After doing these steps, the state of our local Kubernetes cluster looks like this:
Note the pods running the worker, backend, and frontend parts of the app, as well as the Redis and PostgreSQL images. The DB init job, which creates the tasks
table, initially failed because the Postgres pod wasn't running, then completed successfully on the second attempt.
The services include a load balancer for the serving the frontend. Since we're running with Minikube, we can make this accessible locally with:
minikube service --url frontend-service
Visiting the provided URL bring us to the web page, where we can pick a voice then upload a PDF to get the generated audio version:
The image below shows the application logs for our worker (top right pane) and backend (bottom right pane):
We can also connect to the DB and view the task that was processed:
Running on AWS EKS
I haven't yet deployed this to the cloud. Doing so will require several changes, including:
- Replacing the locally stored persistent volumes with volumes that use EBS or another cloud storage solution.
- Evaluating the security stance of the app.
- Getting spammed with thousands of file uploads could get expensive!
- The app currently has no user authentication system, meaning anyone with a task ID could download an audio file generated by someone else.
- Providing a public IP or domain name to access the app.
- Following some best practices that I didn't use here, such as having a different Docker Hub repository for each component (i.e. frontend, backend, and worker).
Deploying this to production could be a good follow-up project!
Conclusion
This project helped me learn more about using Kubernetes in a use case that's beyond a toy example, although not quite production ready.

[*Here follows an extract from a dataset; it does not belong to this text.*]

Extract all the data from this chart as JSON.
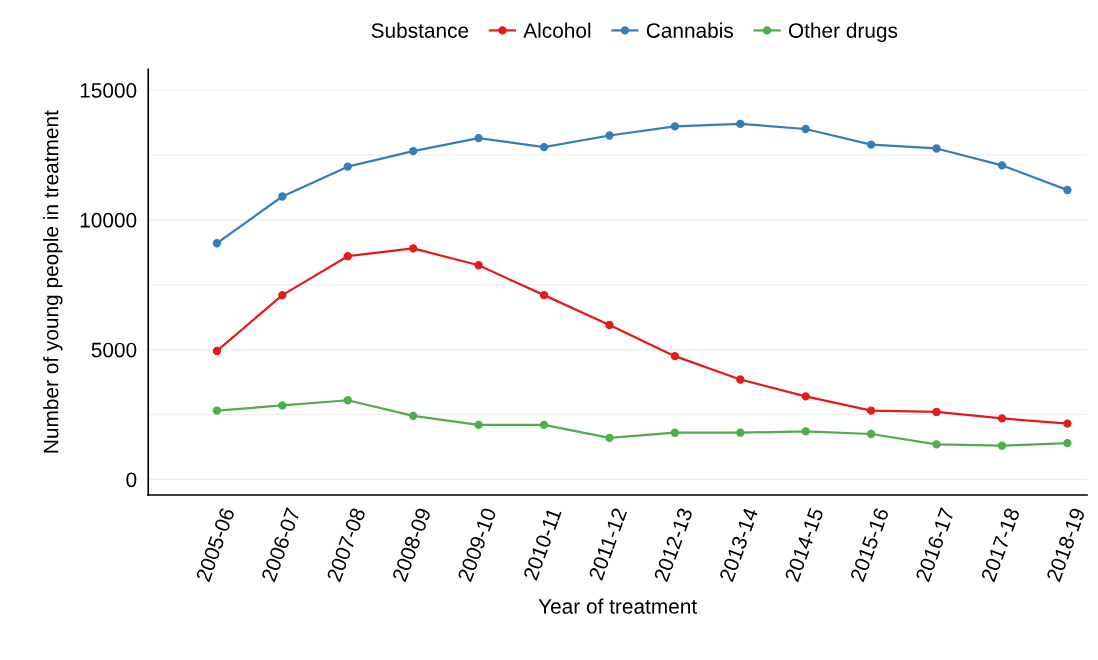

It's also interesting to note that much of this code is AI generated, showing the utility of using LLMs for code generation to get a simple project running. Some assistance was also provided by GitHub Copilot chat in VSCode using Claude Sonnet and ChatGPT 4o, especially while configuring the Kubernetes templates. However, I was only able to get the LLMs' code and K8s templates to work after making manual adjustments. There were a lot of small issues that the LLMs didn't catch and required some human attention.